Sent up to repair the Hubble Telescope, Dr. Ryan Stone (Sandra Bullock, with all of her Bullock-ness) and her commander Matt Kowalski (George Clooney, with…all of his Clooney-ness) face an unprecedented space emergency when cascading debris from a Russian satellite tears into their shuttle, killing the rest of their crew and leaving Stone & Kowalski stranded. It’s a heart attack of a sequence, and the actors — particularly Bullock — play it perfectly. She’s the less-trained scientist, uncomfortable being out of the craft, and suddenly sent spinning into the abyss; he’s the charismatic veteran, (of course) on his final scheduled mission, placidly confident even in these harrowing circumstances. The two must attempt to leapfrog from station to station until they can find a transport to get home.
Though Clooney is charming, the film belongs to Sandra Bullock, and she’ll almost assuredly get a Best Actress nomination next year for her vulnerable, naturalistic performance. She draws us in not with histrionics, but with subtlety. Cuaron offered the role of Stone to — perhaps literally — every actress in Hollywood, and Angelina Jolie was attached to star for a while (opposite Robert Downey Jr., no less), but few actresses could have brought the depth and grace that Bullock does here. It’s especially impressive considering how much work she has to do inside that bulky suit, harnessed to a “zero-gravity” rig, with the camera swooping inches from her face.

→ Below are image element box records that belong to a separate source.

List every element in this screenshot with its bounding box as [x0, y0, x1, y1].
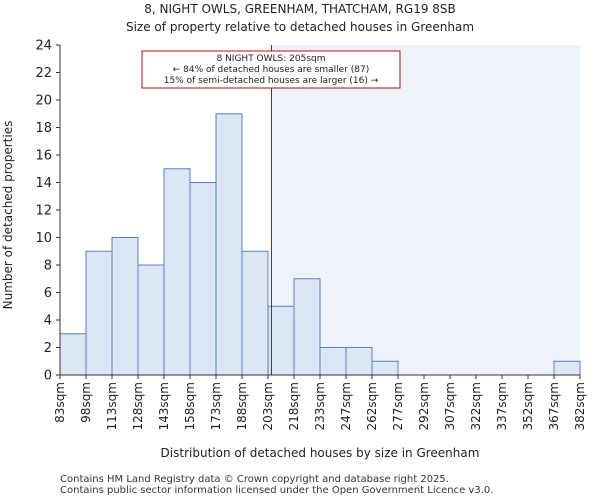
x-ticks-group: 83sqm 98sqm 113sqm 128sqm 143sqm 158sqm 173sqm… — [53, 375, 587, 430]
y-tick-label: 2 — [44, 341, 52, 356]
bar — [85, 250, 113, 376]
bar — [215, 113, 243, 376]
x-tick-label: 337sqm — [495, 382, 509, 430]
x-tick-label: 173sqm — [209, 382, 223, 430]
x-tick-label: 188sqm — [235, 382, 249, 430]
y-tick-label: 6 — [44, 286, 52, 301]
chart-title-line2: Size of property relative to detached ho… — [126, 20, 474, 34]
y-tick-label: 10 — [35, 231, 52, 246]
y-tick-label: 16 — [35, 149, 52, 164]
x-tick-label: 247sqm — [339, 382, 353, 430]
x-tick-label: 128sqm — [131, 382, 145, 430]
y-tick-label: 12 — [35, 204, 52, 219]
y-tick-label: 20 — [35, 94, 52, 109]
bar — [371, 360, 399, 376]
x-tick-label: 143sqm — [157, 382, 171, 430]
y-tick-label: 4 — [44, 314, 52, 329]
x-tick-label: 262sqm — [365, 382, 379, 430]
y-axis-label: Number of detached properties — [1, 121, 15, 310]
bar — [59, 333, 87, 376]
bar — [345, 347, 373, 376]
x-tick-label: 113sqm — [105, 382, 119, 430]
annotation-line2: ← 84% of detached houses are smaller (87… — [173, 65, 370, 75]
larger-region-shade — [271, 45, 580, 375]
bar — [241, 250, 269, 376]
bar — [319, 347, 347, 376]
bar — [163, 168, 191, 376]
chart-title-line1: 8, NIGHT OWLS, GREENHAM, THATCHAM, RG19 … — [144, 2, 456, 16]
footer-line1: Contains HM Land Registry data © Crown c… — [60, 474, 449, 485]
x-tick-label: 218sqm — [287, 382, 301, 430]
x-axis-label: Distribution of detached houses by size … — [161, 446, 480, 460]
x-tick-label: 367sqm — [547, 382, 561, 430]
x-tick-label: 382sqm — [573, 382, 587, 430]
y-tick-label: 18 — [35, 121, 52, 136]
bar — [267, 305, 295, 376]
x-tick-label: 322sqm — [469, 382, 483, 430]
bar — [137, 264, 165, 376]
x-tick-label: 203sqm — [261, 382, 275, 430]
bars-group — [59, 113, 581, 376]
y-tick-label: 14 — [35, 176, 52, 191]
x-tick-label: 83sqm — [53, 382, 67, 423]
bar — [189, 182, 217, 376]
bar — [293, 278, 321, 376]
y-tick-label: 0 — [44, 369, 52, 384]
y-tick-label: 8 — [44, 259, 52, 274]
x-tick-label: 98sqm — [79, 382, 93, 423]
bar — [111, 237, 139, 376]
annotation-line3: 15% of semi-detached houses are larger (… — [164, 76, 379, 86]
x-tick-label: 307sqm — [443, 382, 457, 430]
x-tick-label: 352sqm — [521, 382, 535, 430]
x-tick-label: 158sqm — [183, 382, 197, 430]
annotation-box — [141, 50, 401, 89]
x-tick-label: 277sqm — [391, 382, 405, 430]
bar — [553, 360, 581, 376]
annotation-line1: 8 NIGHT OWLS: 205sqm — [216, 54, 325, 64]
x-tick-label: 233sqm — [313, 382, 327, 430]
y-tick-label: 24 — [35, 39, 52, 54]
footer-line2: Contains public sector information licen… — [60, 485, 494, 496]
y-tick-label: 22 — [35, 66, 52, 81]
x-tick-label: 292sqm — [417, 382, 431, 430]
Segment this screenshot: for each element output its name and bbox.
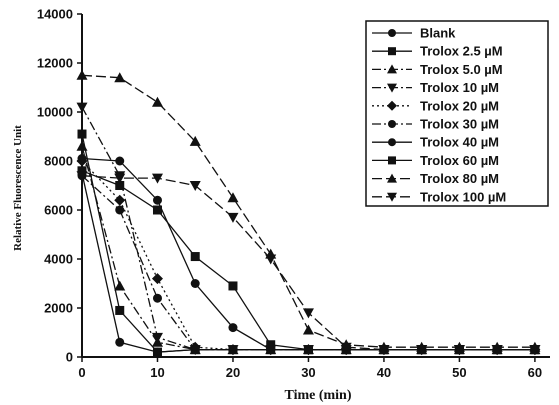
data-point xyxy=(78,130,87,139)
data-point xyxy=(266,340,275,349)
y-tick-label: 2000 xyxy=(44,301,73,316)
data-point xyxy=(227,192,238,202)
x-tick-label: 60 xyxy=(528,365,542,380)
data-point xyxy=(153,196,162,205)
legend-label: Trolox 60 µM xyxy=(420,153,499,168)
data-point xyxy=(303,325,314,335)
data-point xyxy=(152,333,163,343)
data-point xyxy=(77,70,88,80)
data-point xyxy=(304,345,313,354)
data-point xyxy=(115,338,124,347)
legend-label: Trolox 100 µM xyxy=(420,189,506,204)
legend: Blank Trolox 2.5 µM Trolox 5.0 µM Trolox 10… xyxy=(366,21,548,206)
legend-marker xyxy=(388,156,396,164)
data-point xyxy=(114,280,125,290)
data-point xyxy=(153,348,162,357)
data-point xyxy=(191,252,200,261)
y-tick-label: 8000 xyxy=(44,154,73,169)
x-tick-label: 40 xyxy=(377,365,391,380)
y-axis-title: Relative Fluorescence Unit xyxy=(12,125,24,251)
x-tick-label: 20 xyxy=(226,365,240,380)
legend-label: Trolox 20 µM xyxy=(420,98,499,113)
data-point xyxy=(153,294,162,303)
legend-label: Trolox 2.5 µM xyxy=(420,44,503,59)
legend-marker xyxy=(388,47,396,55)
data-point xyxy=(77,103,88,113)
legend-marker xyxy=(388,29,396,37)
y-tick-label: 14000 xyxy=(37,7,73,22)
data-point xyxy=(228,323,237,332)
data-point xyxy=(115,206,124,215)
data-point xyxy=(115,157,124,166)
y-tick-label: 0 xyxy=(66,350,73,365)
data-point xyxy=(114,195,125,206)
legend-label: Trolox 5.0 µM xyxy=(420,62,503,77)
y-tick-label: 4000 xyxy=(44,252,73,267)
data-point xyxy=(228,345,237,354)
data-point xyxy=(152,273,163,284)
x-tick-label: 0 xyxy=(78,365,85,380)
legend-marker xyxy=(388,120,396,128)
y-tick-label: 10000 xyxy=(37,105,73,120)
data-point xyxy=(152,97,163,107)
legend-label: Trolox 10 µM xyxy=(420,80,499,95)
y-tick-label: 12000 xyxy=(37,56,73,71)
data-point xyxy=(77,141,88,151)
data-point xyxy=(115,306,124,315)
y-tick-label: 6000 xyxy=(44,203,73,218)
legend-label: Trolox 40 µM xyxy=(420,135,499,150)
x-tick-label: 50 xyxy=(452,365,466,380)
legend-label: Blank xyxy=(420,26,456,41)
data-point xyxy=(191,345,200,354)
x-tick-label: 10 xyxy=(150,365,164,380)
legend-label: Trolox 30 µM xyxy=(420,117,499,132)
legend-label: Trolox 80 µM xyxy=(420,171,499,186)
data-point xyxy=(228,281,237,290)
x-tick-label: 30 xyxy=(301,365,315,380)
x-axis-title: Time (min) xyxy=(284,388,351,403)
data-point xyxy=(191,279,200,288)
data-point xyxy=(303,308,314,318)
data-point xyxy=(153,206,162,215)
legend-marker xyxy=(388,138,396,146)
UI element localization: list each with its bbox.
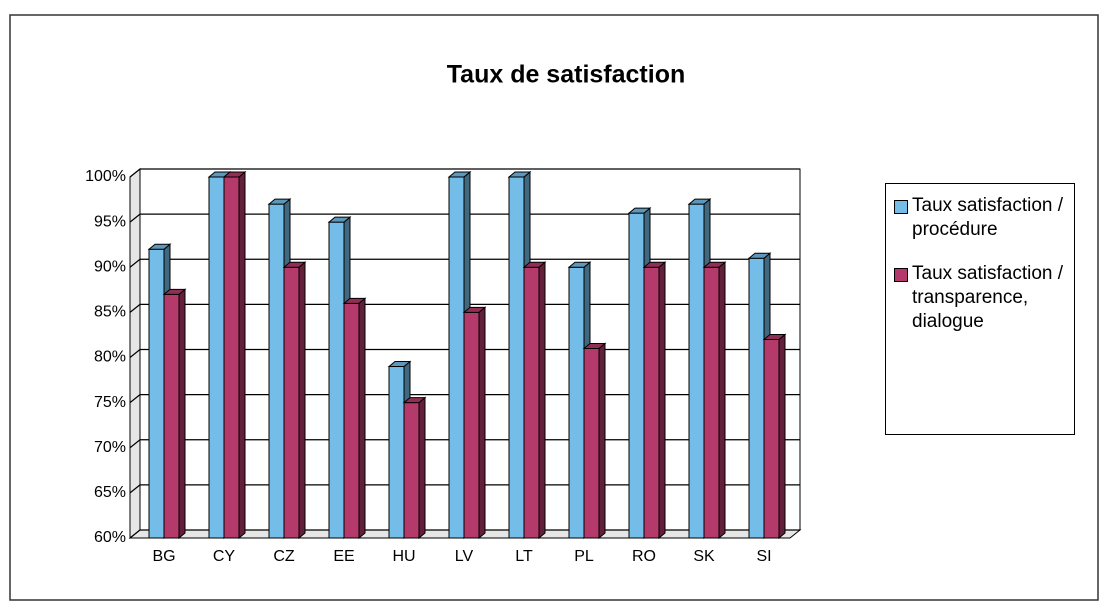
x-tick-label: HU: [392, 548, 415, 565]
x-tick-label: LV: [455, 548, 474, 565]
bar: [583, 347, 600, 539]
chart-title: Taux de satisfaction: [447, 61, 686, 89]
bar-top: [402, 397, 427, 404]
legend-entry: Taux satisfaction / transparence, dialog…: [892, 262, 1068, 334]
grid-line: [129, 213, 800, 223]
y-tick-label: 65%: [94, 484, 126, 501]
legend-label: Taux satisfaction / procédure: [912, 195, 1064, 240]
x-tick-label: SK: [693, 548, 715, 565]
bar: [388, 366, 405, 539]
bar: [343, 302, 360, 539]
bar-top: [747, 252, 772, 259]
bar-top: [567, 261, 592, 268]
legend-entry: Taux satisfaction / procédure: [892, 194, 1068, 242]
bar: [568, 266, 585, 539]
x-tick-label: EE: [333, 548, 354, 565]
bar-top: [447, 171, 472, 178]
legend: Taux satisfaction / procédure Taux satisf…: [885, 183, 1075, 435]
bar-top: [462, 306, 487, 313]
bar-side: [178, 288, 186, 540]
x-tick-label: LT: [515, 548, 533, 565]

If there is any flaw to be found, it’s in the writing. While the film runs a scant 90 minutes (heroically, I’d say, considering the bulk and bombast of previous Academy fare) and the story is appropriately lean, Cuaron — along with his co-writer and son, Jonas — makes the choice to give Dr. Stone a devastating backstory. On the one hand, this makes her decision to either accept her fate or push forward that much more palpable, but on the other it ventures into occasionally making the subtext text, and feeling false. Could more silence have been appropriate? Perhaps, but she would have just been a cipher, an audience stand-in. To dimensionalize Dr. Stone as a character was smart, but I don’t think it needed to be taken to that extreme.
Similarly, Cuaron’s love of visual symbolism is more pronounced in this film, with the “re-birth” metaphor becoming unusually heavy-handed by the end. I don’t typically pick that kind of stuff out at first viewing, and the fact that I did may not have been a good thing. Gravity is a film that projects intimate ideas onto a massive scale, which means that even its underlying message hits like an anvil when a simple nudge will do.
Even so, given the scope of what’s been accomplished here, these are just quibbles that don’t diminish the film as an experience in the slightest. And truly, it must be experienced, in full 3-D on the largest screen available — the film’s greatest power is how it completely envelopes you. The sound design, effects, minimalistic (but effective) score, and exceptional lead performance work in tandem with Cuaron’s pioneering vision. We’ll be talking about Gravity for a long, long time, alongside Inception, The Matrix, and Fellowship of the Ring as a true “lightning bolt” film, challenging our ideas about what the medium is capable of. It’s not just a technical milestone; it’s an instant classic.